Import the data set called workers:
workers<-read.file("/home/emesekennedy/Data/Ch5/workers.txt")
## Reading data with read.table()
We will treat the 1000 observations (workers) as the entire population.
The mean salary \(\mu\) for the population is
mu<-mean(~salary, data=workers)
mu
## [1] 23600.19
The standard deviation\(\sigma\) for the salary of the population is
sigma<-sd(~salary, data=workers)
sigma
## [1] 19269.82
Now, let’s take a SRS of size 400 and call the entire sample S:
S<-sample(workers, 400, replace=T)
The mean salary \(\bar{x}\) for this one sample S is
mean(~salary, data=S)
## [1] 23652.33
The standard deviation \(s\) for this one sample S is
sd(~salary, data=S)
## [1] 17463.28
Now, let’s take 1000 samples of size 400, and record the mean for each sample in the variable called samples:
samples<-do(1000)*mean(~salary, data=sample(workers, 400, replace=T))
The above command created a data set with 1000 observations, here every line of this data set represent the mean for one of the samples. To make things less confusing, let’s rename the name of the column in samples to xbar (by default of the do command, it is called result):
names(samples)[1]<-"xbar"
Now, let’s find the mean \(\mu_{\bar{x}}\) for these sample means:
mean(~xbar, data=samples)
## [1] 23529.06
\(\bar{x}\) is a random variable, and when we take large samples, it’s mean (\(\mu_{\bar{x}}\)) should be close to the population mean (\(\mu\)).

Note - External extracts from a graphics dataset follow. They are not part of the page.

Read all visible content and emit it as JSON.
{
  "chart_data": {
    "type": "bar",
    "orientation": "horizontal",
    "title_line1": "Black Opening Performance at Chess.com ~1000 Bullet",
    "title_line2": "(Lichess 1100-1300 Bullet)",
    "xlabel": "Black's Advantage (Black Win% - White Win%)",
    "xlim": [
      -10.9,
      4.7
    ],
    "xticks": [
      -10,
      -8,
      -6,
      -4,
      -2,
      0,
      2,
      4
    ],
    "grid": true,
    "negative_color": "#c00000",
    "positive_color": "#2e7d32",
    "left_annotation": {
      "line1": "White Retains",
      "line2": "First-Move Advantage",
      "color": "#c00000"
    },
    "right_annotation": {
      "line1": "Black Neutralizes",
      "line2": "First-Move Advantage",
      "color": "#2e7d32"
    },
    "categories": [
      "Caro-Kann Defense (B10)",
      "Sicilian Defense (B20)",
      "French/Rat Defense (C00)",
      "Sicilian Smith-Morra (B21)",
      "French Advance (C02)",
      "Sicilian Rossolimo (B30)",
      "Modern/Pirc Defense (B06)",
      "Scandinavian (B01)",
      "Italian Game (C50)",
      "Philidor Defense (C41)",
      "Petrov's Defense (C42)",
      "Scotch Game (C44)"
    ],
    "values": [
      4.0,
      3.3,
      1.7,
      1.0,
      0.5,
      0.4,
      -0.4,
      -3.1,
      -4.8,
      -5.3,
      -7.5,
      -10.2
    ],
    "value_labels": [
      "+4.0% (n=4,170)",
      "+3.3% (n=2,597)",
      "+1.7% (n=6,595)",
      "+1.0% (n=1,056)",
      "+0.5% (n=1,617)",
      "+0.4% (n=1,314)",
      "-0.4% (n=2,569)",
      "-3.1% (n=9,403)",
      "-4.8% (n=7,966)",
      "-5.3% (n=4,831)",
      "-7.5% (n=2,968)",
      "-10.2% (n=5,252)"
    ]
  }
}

We can also find the standard deviation \(\sigma_{\bar{x}}\) for these sample means:
sd(~xbar, data=samples)
## [1] 966.7334
The standard deviation of \(\bar{x}\) should be close to the population standard deviation divided by the square root of the sample size (i.e close to \(\frac{\sigma}{\sqrt{n}}=\frac{19269.82}{\sqrt{400}}=963.4911\))
Now, let’s create a histogram to see the distribution of the 1000 sample means:
histogram(~xbar, data=samples)
By the Central Limit Theorem, when the number of observations in each of the samples (here, \(n=400\)) is large, this distribution should be approximately Normal \(N(\mu_{\bar{x}}, \sigma_{\bar{x}})=N(\mu, \frac{\sigma}{\sqrt{n}})\). So for this example, the distribution should be close to \(N(23600.19, 963.4911)\). To verify that this is true, let’s add a Normal curve with this distribution to the histogram:
plotDist("norm", mean=mu, sd=sigma/sqrt(400), add=T)
As you can see, the Normal curve captures the shape of the distribution fairly well.
We can use this Normal distribution to answer questions about probabilities for the mean a sample. For example, to find the probability that the mean salary \(\bar{x}\) for a SRS of size 400 is between 23000 and 24000, we can use the pdist command:
pdist("norm", mean=mu, sd=sigma/sqrt(400), c(23000, 24000))
## [1] 0.2666658 0.6609158
So the probability that the average salary for a SRS of size 400 is between 23000 and 24000 is \(P(23000\le\bar{x}\le 24000)=0.394\).